C’était comme si ces éléments de remplissage lui faisaient gagner du temps, lui donnant ces quelques secondes supplémentaires pour élaborer son histoire. C’étaient les petits accrocs dans le flot autrement fluide de ses mensonges.
Ne vous méprenez pas. Nous utilisons tous parfois des mots de remplissage, surtout lorsque nous sommes nerveux ou que nous essayons de rassembler nos idées.
Mais si quelqu’un commence à bégayer avec des mots de remplissage alors qu’il est censé vous donner une réponse directe, c’est peut-être le signe qu’il n’est pas tout à fait honnête.
10. « Faites-moi confiance
Lorsque quelqu’un vous dit « Faites-moi confiance », c’est comme s’il vous tendait un beau paquet cadeau. À l’intérieur de cette boîte ? Votre confiance.
Mais la vérité, c’est que la confiance n’est pas quelque chose que l’on peut accorder sur demande. Elle se gagne au fil du temps, en disant toujours la vérité et en agissant de manière fiable.
Si quelqu’un vous demande fréquemment de lui faire confiance, c’est peut-être parce qu’il sait qu’il n’est pas tout à fait honnête. Elle espère qu’en vous demandant simplement votre confiance, elle pourra contourner la partie où elle doit la mériter.
Ainsi, la prochaine fois que quelqu’un vous dira « Faites-moi confiance », ne vous laissez pas influencer. Faites plutôt confiance à votre instinct et à votre jugement.

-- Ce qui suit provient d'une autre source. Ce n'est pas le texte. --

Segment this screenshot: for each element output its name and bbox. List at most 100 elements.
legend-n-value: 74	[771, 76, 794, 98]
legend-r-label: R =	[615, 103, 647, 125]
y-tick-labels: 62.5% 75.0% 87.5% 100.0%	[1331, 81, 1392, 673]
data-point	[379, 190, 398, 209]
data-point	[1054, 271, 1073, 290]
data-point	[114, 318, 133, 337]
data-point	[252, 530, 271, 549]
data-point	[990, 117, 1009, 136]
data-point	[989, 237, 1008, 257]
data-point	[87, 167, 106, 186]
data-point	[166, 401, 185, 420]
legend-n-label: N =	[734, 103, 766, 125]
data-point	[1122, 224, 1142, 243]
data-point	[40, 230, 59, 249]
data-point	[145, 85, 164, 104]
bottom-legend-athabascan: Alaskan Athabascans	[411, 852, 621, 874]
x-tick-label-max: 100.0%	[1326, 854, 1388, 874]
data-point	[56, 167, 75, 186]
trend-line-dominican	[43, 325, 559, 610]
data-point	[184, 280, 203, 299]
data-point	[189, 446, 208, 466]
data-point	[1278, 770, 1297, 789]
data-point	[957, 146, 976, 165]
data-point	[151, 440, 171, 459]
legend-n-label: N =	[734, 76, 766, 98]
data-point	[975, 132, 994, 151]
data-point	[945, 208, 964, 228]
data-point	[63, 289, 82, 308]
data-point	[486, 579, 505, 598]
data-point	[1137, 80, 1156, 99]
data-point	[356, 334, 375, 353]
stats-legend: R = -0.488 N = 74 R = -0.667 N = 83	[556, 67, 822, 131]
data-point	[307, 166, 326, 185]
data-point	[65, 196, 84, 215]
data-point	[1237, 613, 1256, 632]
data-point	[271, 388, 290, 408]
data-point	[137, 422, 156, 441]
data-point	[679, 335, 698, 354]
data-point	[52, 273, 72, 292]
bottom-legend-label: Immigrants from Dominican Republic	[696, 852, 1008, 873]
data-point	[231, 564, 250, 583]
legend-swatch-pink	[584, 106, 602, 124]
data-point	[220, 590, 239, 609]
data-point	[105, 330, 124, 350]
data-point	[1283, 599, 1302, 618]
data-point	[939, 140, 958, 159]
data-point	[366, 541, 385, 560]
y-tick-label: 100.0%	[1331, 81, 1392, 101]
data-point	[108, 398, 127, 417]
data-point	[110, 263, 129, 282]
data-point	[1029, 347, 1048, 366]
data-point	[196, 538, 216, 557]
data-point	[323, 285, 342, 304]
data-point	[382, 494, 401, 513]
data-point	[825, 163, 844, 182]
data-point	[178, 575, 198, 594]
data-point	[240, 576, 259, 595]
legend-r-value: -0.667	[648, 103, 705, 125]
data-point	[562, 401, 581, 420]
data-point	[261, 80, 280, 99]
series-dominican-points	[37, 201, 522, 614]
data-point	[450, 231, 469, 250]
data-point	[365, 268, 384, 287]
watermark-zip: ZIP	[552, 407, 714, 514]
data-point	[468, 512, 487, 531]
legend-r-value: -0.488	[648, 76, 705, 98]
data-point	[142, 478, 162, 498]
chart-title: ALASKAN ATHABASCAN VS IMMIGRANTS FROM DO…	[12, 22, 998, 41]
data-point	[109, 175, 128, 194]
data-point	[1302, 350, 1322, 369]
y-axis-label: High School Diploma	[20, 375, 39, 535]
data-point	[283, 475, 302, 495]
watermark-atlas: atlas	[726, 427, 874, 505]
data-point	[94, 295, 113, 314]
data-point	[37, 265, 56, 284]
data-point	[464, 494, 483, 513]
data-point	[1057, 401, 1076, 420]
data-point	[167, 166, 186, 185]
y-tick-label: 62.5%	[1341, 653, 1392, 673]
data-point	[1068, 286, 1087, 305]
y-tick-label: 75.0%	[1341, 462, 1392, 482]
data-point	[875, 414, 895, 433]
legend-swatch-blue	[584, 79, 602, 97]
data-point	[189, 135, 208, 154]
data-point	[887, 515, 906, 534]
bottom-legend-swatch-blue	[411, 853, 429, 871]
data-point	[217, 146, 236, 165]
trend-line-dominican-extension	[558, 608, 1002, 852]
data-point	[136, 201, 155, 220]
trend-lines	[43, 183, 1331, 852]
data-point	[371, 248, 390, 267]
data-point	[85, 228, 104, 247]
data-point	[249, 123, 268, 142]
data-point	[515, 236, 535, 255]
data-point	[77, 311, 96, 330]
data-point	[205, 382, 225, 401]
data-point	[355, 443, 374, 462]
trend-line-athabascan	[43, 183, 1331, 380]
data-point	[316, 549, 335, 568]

11. Utiliser de grands mots fantaisistes
Lorsque les gens mentent, ils habillent parfois leurs mensonges avec de grands mots. C’est comme mettre du rouge à lèvres sur un cochon – sous toutes les fioritures et la sophistication, il s’agit toujours d’un mensonge.
Ils peuvent penser que l’utilisation d’un langage compliqué vous impressionnera ou vous embrouillera suffisamment pour que vous ne remettiez pas en question ce qu’ils disent.
Mais ne vous laissez pas abuser par la poudre aux yeux. Si quelqu’un est honnête avec vous, il n’a pas besoin de se cacher derrière de grands mots.
12. Changer constamment de sujet
Il s’agit d’un tour classique dans le manuel du menteur.
Si quelqu’un détourne fréquemment la conversation de certains sujets ou l’oriente vers un terrain plus sûr, cela peut signifier qu’il essaie de cacher quelque chose.
C’est comme s’ils jouaient à la balle au prisonnier avec la vérité. Chaque fois que vous leur posez une question, ils s’esquivent, se faufilent et vous renvoient quelque chose d’autre.
Par conséquent, si quelqu’un change constamment de sujet alors que vous essayez d’avoir une conversation sérieuse, ne le laissez pas passer. Cela pourrait indiquer qu’elle n’est pas tout à fait honnête avec vous.